Regarding the principle of responsibility framed by the physician’s duty to respect beneﬁcence and nonmaleﬁcence and the obligation to ensure just distribution of resources and by patient dignity, integrity, and vulnerability in the resuscitation context, three distinct categories may be considered: current, future, and retrospective responsibility. Current responsibility involves the doctor’s duty to act in a responsible manner in the immediate situation. Future responsibility involves evaluating the post-CPR patient situation, resulting from the interventions of health professionals. Retrospective responsibility involves postevaluation of the CPR actions previously undertaken together with team reﬂections concerning the decision. All these forms of responsibility are interconnected. The question here is how far a physician is responsible not only for the current effects of his/her action, but also for the possible future effects, as well as for the prevention and the avoidance of possible future occurrences (McMillan 1995; Gracia 2003).
Jonas afﬁrms responsibility towards the future and Levinas’ explains ethics as responsibility. Therefore, Levinas and Jonas are two highly signiﬁcant landmarks for the reﬂection regarding the moral dimension of responsibility in resuscitation context and its importance for ethics.
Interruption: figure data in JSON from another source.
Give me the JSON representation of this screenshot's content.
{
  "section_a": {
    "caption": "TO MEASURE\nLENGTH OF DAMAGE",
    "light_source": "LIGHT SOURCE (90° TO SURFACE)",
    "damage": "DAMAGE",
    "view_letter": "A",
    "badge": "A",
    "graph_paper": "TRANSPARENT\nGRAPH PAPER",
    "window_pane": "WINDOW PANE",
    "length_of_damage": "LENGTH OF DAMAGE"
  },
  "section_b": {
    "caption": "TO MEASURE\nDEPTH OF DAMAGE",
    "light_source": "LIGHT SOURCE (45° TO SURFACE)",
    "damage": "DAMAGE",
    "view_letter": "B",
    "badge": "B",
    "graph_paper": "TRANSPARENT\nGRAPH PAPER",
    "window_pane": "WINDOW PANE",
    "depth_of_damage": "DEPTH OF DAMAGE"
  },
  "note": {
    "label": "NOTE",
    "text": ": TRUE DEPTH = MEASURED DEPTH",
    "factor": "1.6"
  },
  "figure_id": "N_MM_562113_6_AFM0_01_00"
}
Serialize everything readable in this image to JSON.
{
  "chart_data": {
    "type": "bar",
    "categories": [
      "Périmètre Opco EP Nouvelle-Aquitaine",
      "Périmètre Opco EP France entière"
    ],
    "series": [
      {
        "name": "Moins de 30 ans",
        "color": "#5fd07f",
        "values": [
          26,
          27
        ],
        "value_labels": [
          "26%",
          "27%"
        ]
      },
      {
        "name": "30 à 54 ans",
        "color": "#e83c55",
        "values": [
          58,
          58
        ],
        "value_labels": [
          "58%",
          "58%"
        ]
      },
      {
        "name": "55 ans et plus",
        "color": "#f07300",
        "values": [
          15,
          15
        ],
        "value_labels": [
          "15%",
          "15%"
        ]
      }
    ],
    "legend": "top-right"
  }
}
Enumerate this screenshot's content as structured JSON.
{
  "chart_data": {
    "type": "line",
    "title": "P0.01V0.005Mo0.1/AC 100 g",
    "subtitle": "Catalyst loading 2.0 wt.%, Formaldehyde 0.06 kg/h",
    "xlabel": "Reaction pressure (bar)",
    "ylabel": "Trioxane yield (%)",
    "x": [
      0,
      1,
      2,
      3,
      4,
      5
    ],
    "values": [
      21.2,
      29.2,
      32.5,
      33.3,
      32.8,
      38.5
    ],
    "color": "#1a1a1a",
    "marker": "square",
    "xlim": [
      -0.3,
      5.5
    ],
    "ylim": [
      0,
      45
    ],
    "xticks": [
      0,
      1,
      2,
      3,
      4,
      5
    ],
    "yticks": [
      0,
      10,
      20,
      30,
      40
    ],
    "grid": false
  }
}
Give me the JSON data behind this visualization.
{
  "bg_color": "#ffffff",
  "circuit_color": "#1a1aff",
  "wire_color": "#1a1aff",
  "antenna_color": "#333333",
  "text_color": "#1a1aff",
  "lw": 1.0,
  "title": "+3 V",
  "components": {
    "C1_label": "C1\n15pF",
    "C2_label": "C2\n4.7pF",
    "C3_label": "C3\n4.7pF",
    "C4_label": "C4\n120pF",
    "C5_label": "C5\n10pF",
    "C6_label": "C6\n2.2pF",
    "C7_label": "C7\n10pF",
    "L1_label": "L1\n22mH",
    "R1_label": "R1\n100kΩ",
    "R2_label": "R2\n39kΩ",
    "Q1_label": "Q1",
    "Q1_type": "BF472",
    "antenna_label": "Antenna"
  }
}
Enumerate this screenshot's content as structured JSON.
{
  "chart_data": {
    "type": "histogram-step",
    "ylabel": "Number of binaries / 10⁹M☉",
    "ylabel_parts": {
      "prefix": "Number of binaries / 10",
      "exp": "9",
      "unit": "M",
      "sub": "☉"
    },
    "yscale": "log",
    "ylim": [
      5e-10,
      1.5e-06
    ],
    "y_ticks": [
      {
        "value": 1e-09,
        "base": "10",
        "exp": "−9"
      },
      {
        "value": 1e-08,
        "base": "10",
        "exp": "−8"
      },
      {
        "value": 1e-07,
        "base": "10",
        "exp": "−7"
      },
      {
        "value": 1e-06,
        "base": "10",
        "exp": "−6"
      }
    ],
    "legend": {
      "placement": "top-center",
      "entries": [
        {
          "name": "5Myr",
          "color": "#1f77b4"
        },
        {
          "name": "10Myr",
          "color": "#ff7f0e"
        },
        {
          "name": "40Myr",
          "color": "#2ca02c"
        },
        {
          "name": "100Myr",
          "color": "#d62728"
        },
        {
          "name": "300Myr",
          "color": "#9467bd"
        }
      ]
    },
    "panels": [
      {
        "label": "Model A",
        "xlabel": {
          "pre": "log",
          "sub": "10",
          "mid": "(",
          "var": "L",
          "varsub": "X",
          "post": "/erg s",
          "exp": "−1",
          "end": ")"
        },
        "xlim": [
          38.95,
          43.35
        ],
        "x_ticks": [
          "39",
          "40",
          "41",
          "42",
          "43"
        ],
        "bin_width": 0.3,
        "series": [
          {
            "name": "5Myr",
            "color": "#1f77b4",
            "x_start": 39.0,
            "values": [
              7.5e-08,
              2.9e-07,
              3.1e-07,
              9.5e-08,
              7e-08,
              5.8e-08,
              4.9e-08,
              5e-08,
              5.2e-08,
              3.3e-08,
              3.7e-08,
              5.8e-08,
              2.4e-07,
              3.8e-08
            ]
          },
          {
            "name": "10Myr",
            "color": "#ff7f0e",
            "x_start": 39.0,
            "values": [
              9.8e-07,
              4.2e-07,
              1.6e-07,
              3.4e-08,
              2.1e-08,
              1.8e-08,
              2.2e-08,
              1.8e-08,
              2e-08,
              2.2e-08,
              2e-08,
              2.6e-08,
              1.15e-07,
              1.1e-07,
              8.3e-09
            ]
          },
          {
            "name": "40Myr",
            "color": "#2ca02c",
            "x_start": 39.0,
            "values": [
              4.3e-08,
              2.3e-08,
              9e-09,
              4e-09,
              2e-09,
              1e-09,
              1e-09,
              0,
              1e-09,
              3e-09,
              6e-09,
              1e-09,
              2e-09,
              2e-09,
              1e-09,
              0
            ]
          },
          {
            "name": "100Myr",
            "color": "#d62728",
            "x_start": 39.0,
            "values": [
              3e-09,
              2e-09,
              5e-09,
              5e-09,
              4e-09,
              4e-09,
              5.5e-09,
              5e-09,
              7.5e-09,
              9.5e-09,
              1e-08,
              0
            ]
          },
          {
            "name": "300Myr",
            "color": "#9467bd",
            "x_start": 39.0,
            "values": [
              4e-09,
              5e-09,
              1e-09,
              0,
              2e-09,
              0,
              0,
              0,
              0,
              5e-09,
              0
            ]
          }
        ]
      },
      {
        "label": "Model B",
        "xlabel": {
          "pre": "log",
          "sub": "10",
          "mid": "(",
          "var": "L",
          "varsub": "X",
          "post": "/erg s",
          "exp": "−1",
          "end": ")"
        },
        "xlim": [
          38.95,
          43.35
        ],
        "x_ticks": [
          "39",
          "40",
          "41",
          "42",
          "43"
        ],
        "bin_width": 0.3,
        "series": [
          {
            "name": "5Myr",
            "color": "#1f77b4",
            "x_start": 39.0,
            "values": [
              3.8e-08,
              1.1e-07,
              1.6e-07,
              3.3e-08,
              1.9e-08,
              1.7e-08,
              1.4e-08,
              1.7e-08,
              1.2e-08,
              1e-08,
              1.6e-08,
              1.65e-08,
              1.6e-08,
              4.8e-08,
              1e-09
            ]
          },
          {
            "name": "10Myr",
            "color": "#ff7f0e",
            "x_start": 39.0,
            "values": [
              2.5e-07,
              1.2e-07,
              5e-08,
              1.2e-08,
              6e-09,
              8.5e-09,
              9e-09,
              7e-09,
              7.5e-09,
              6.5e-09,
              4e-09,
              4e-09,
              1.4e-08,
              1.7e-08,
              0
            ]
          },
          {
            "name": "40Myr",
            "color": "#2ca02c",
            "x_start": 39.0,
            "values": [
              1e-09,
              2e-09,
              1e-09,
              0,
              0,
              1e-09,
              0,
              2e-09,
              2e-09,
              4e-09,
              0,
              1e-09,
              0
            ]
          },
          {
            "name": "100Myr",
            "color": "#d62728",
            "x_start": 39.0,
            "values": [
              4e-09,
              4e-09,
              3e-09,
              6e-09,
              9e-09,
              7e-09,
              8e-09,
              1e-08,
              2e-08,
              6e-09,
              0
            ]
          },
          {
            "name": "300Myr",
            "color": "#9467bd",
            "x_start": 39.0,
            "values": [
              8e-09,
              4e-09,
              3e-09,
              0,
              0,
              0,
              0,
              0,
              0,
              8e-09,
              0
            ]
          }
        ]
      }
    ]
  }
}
However, there is an insurmountable distance between the self and the Other and the present and the future; there is a need to resort to the concept of Aristotelic Phronesis (van Niekerk and Nortje 2013) and of Ricouerian prudence. Without them, Jonas and Levinas’s approach to responsibility proves quite risky if applied to the practical context: this distance between the self and the Other and between the present and the future could, if not framed within prudence, represent the denial of responsibility (Tatranský 2008).
In CPR decisions, the moral responsibility of the health professional must ﬁnd common ground or even a common ethical platform, in order to build a consensual policy for people with different values and principles. In consequence, the most balanced formulation for a model for ethical CPR decision-making that assures a correct understanding of patient autonomy and the right articulation with the other principles could be synthesized by Pellegrino and Thomasma’s (1993) citation: “attempt[ing] to place the medically good within the larger context of the patient’s total good.”
Paul Ricoeur perspective includes both Levinas and Hans Jonas theories; following the reasoning of the aforementioned authors, it might suggest that this idea of responsibility in the CPR context could be applied: (1) to the object of responsibility, “the other” (similar to the Levinasian formulation) who is in a situation of vulnerability, fragility, in a critical circumstance, often unable to communicate either by the effect of his own illness or of the effects of necessary medication or treatments; (2) to the responsibility in the future (similar to the Jonassian designation) either concerning this patient follow-up or of the others who may come to need an health intervention; and (3) to prudence that must be exercised in decisions through recourse to DNR “decision” guidelines (Groves 2006) and accountable measures of the outcomes.